Electronic cigarettes containing tobacco cannot legally be sold in Australia, but you can purchase tobacco-free vapourisers and flavoured “juice”. While sales of these products might be only small, and while they might have few of the side effects of normal cigarettes, this is not their only use as a product in the eyes of the tobacco industry.

Smoking advertisements on US television.

They can be marketed far differently to normal nicotine-based cigarettes. Brands can display themselves in all their glory, unabashed bright colours are on display to capture the attention of the old and the young alike at point of sale counters around the nation.

Importantly, they can trigger recall of brand images in existing consumers minds, and capture attention of young minds.
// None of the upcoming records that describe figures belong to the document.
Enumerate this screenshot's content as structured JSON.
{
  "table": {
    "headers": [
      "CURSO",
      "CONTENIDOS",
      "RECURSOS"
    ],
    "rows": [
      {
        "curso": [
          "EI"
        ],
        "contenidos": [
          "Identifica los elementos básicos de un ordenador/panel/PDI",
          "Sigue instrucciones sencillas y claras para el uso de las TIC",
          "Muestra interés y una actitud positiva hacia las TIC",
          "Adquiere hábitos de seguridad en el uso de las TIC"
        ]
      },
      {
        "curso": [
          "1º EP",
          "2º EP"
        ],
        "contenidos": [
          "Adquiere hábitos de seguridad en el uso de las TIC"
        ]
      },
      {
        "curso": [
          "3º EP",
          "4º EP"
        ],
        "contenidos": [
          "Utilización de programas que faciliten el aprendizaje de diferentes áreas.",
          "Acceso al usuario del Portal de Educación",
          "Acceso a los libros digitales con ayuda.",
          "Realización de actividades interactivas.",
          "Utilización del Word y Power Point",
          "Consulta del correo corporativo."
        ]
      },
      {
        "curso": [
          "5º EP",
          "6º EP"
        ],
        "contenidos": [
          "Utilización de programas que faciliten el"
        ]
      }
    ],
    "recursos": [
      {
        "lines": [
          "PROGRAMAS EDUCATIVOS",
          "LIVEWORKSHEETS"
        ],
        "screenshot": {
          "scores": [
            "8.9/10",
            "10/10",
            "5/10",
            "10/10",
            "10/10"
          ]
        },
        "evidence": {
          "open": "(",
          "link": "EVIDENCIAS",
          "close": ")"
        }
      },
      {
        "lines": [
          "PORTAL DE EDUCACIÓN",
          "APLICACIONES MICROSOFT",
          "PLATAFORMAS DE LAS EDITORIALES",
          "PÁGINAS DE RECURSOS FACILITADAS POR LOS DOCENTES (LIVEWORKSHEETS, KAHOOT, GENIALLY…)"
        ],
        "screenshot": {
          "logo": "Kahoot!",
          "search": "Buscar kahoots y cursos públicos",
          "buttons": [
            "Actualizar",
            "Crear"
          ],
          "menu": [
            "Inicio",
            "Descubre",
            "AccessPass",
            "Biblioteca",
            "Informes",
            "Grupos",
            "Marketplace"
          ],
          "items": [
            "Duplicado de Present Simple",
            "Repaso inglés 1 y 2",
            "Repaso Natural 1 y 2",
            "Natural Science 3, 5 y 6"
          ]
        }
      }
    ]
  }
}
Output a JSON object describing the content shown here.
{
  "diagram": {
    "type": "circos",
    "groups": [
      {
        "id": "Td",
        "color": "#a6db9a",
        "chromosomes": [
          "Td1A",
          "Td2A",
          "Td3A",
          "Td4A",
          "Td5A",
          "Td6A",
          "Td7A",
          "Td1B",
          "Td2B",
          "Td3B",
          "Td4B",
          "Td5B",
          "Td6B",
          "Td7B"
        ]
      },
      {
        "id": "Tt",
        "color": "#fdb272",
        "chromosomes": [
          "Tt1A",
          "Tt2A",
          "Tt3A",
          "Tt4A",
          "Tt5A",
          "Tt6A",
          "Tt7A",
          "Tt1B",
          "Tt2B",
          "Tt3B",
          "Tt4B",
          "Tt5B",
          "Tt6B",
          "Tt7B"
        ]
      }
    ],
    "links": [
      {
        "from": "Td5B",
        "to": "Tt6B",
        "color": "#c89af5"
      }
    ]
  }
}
They can establish that all important connection, or relationship, between young consumer and brand.

This connection can be beneficial for existing tobacco brands seeking to maintain market share. Essentially e-cigarettes are the new weapon of mass consumption for the tobacco industry.

James Dean’s iconic images inadvertently did much for the tobacco industry. Wikimedia commons, CC BY

Although ads like these haven’t made their way onto our screens here, to the eyes of a child, they would offer excitement and the allure of being seen as an adult. A cool adult. A rebel adult. A very 2014 version of James Dean.

In Australia, though, there is little doubt that plain packaging has burnt the hopes of the tobacco industry in trying to get the attention, and engagement, of the next generation of consumers.

Perhaps it will be that innocence and naivety of tobacco brands and packets that will start the beginning of the end of the final chapter of the tobacco industry in Australia.